With 3D Touch on Apple's iPhone 6s and 6s Plus, users can enter iOS 9's multitasking app selector view with a simple swipe, a much more intuitive process than double-clicking on the home button.
Multitasking in Apple's iOS 8 (left) and iOS 9.
The new pressure-sensitive multitasking function is enabled by default on Apple's iPhone 6s series, which lumps the feature in with other 3D Touch operations like home screen Quick Actions and "Peek and Pop" content previews.
Multitasking on iOS has slowly evolved with successive annual updates since its inception in iOS 4, but iOS 9 brings more than a generational change to the feature's user interface. Instead of an app icon carousel -- which later became app panes -- that scrolls from right to left, iOS 9 employs a stacked card interface and switches initial scroll direction to jibe with the mechanics of 3D Touch.
To invoke 3D Touch multitasking on iPhone 6s, start an off-screen swipe from the left screen edge as you would a "back" gesture commonly used in apps like Safari and Mail. Make sure to press firmly on the screen while performing the left-to-right swipe action; this is how iOS 9 differentiates multitasking commands from the aforementioned back action.
If performed correctly, the UI will drop back to display a series of currently active apps, represented as a set of stacked cards.

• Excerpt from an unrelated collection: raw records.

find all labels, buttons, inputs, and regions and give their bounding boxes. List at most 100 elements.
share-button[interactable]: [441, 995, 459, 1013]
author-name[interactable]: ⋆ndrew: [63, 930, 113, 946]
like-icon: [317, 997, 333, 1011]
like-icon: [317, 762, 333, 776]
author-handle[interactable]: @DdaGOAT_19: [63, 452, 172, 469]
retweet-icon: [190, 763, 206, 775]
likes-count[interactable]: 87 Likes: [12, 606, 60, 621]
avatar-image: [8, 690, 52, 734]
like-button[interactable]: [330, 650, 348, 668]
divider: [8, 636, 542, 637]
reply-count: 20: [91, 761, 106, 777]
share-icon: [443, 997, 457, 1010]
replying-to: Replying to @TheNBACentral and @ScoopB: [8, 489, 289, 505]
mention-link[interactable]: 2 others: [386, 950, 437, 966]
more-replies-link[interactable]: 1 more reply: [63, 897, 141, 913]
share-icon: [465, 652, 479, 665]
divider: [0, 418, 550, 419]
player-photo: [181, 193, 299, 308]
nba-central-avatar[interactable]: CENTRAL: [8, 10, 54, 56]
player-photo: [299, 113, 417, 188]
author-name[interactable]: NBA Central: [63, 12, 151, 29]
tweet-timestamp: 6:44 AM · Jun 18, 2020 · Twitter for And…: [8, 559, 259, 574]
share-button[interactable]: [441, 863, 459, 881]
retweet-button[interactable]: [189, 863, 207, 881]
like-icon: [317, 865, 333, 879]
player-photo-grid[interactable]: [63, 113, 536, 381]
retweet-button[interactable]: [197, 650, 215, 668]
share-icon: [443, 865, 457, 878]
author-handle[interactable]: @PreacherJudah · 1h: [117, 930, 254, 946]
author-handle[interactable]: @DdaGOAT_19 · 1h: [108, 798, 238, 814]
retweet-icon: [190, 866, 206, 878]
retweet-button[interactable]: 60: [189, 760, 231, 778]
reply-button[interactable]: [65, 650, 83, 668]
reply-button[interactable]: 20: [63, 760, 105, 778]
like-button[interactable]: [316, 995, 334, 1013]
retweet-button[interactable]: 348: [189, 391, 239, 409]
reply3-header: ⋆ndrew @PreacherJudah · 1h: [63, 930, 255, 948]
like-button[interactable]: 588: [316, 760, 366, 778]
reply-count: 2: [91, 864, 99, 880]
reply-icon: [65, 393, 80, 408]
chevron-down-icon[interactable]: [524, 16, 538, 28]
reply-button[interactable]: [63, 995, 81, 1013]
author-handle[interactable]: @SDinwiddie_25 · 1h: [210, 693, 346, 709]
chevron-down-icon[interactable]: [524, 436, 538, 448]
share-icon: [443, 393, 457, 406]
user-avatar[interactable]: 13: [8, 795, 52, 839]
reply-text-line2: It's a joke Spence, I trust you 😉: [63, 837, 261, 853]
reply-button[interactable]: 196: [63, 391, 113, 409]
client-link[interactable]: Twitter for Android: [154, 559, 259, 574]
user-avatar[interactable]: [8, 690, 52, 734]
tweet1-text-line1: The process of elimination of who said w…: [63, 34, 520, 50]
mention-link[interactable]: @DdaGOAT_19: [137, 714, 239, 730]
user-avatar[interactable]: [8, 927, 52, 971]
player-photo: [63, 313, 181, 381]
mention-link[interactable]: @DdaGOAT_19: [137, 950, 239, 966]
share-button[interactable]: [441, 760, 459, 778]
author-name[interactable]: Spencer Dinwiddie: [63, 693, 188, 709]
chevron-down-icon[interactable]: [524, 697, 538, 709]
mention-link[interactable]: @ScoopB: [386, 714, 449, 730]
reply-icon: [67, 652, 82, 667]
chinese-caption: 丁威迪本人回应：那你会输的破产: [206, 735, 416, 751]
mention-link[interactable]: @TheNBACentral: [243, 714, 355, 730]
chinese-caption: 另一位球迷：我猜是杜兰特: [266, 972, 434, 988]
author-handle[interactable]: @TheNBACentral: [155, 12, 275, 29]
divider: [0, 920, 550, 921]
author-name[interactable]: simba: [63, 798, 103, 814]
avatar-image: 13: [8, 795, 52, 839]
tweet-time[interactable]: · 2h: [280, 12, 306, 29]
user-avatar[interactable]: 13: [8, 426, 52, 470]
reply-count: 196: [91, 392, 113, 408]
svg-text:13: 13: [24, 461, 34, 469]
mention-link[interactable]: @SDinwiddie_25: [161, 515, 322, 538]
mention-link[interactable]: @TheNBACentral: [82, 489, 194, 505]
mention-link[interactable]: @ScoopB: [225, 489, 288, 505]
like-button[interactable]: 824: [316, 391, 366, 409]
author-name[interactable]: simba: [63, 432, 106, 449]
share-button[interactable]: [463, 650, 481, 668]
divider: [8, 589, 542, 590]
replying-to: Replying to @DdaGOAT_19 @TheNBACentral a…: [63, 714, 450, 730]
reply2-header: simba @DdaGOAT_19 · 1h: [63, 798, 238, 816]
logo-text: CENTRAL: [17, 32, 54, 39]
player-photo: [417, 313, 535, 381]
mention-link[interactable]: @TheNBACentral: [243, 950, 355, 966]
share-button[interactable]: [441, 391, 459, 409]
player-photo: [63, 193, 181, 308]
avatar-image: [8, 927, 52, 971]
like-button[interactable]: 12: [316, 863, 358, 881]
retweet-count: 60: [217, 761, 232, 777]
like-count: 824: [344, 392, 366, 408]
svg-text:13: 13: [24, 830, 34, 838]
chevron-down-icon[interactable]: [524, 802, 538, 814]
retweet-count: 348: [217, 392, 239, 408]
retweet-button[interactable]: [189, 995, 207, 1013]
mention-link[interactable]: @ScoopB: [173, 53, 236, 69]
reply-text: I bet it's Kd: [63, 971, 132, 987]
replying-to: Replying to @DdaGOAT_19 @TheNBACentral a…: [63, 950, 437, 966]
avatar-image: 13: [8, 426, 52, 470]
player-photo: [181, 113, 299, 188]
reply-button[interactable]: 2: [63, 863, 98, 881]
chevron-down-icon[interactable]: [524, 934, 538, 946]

From this point iOS 9 offers two different options: enter a full-blown multitasking view or quickly switch to the most recently backgrounded app. For example, if a user opened Apple Music to listen to some tunes, then put that app in background to browse the Web in Safari, invoking a 3D Touch app switch would take them back to Apple Music.
To enter iPhone's app selector, simply release your finger from the screen when you see the app card carousel appear. From here background apps can be browsed, selected or closed with the usual swipe and tap gestures.
To switch back to a recently used app, perform an off-screen swipe while firmly pressing down and continue to move your finger across the screen. The app switch action will be triggered after your finger passes a "hump" in the UI -- visually represented by a noticeable undulation in the app card carousel -- at about four fifths of the way across the screen. Passing the hump and releasing your finger will open the second app.
3D Touch multitasking can be invoked from almost anywhere in iOS 9, one exception being the lock screen.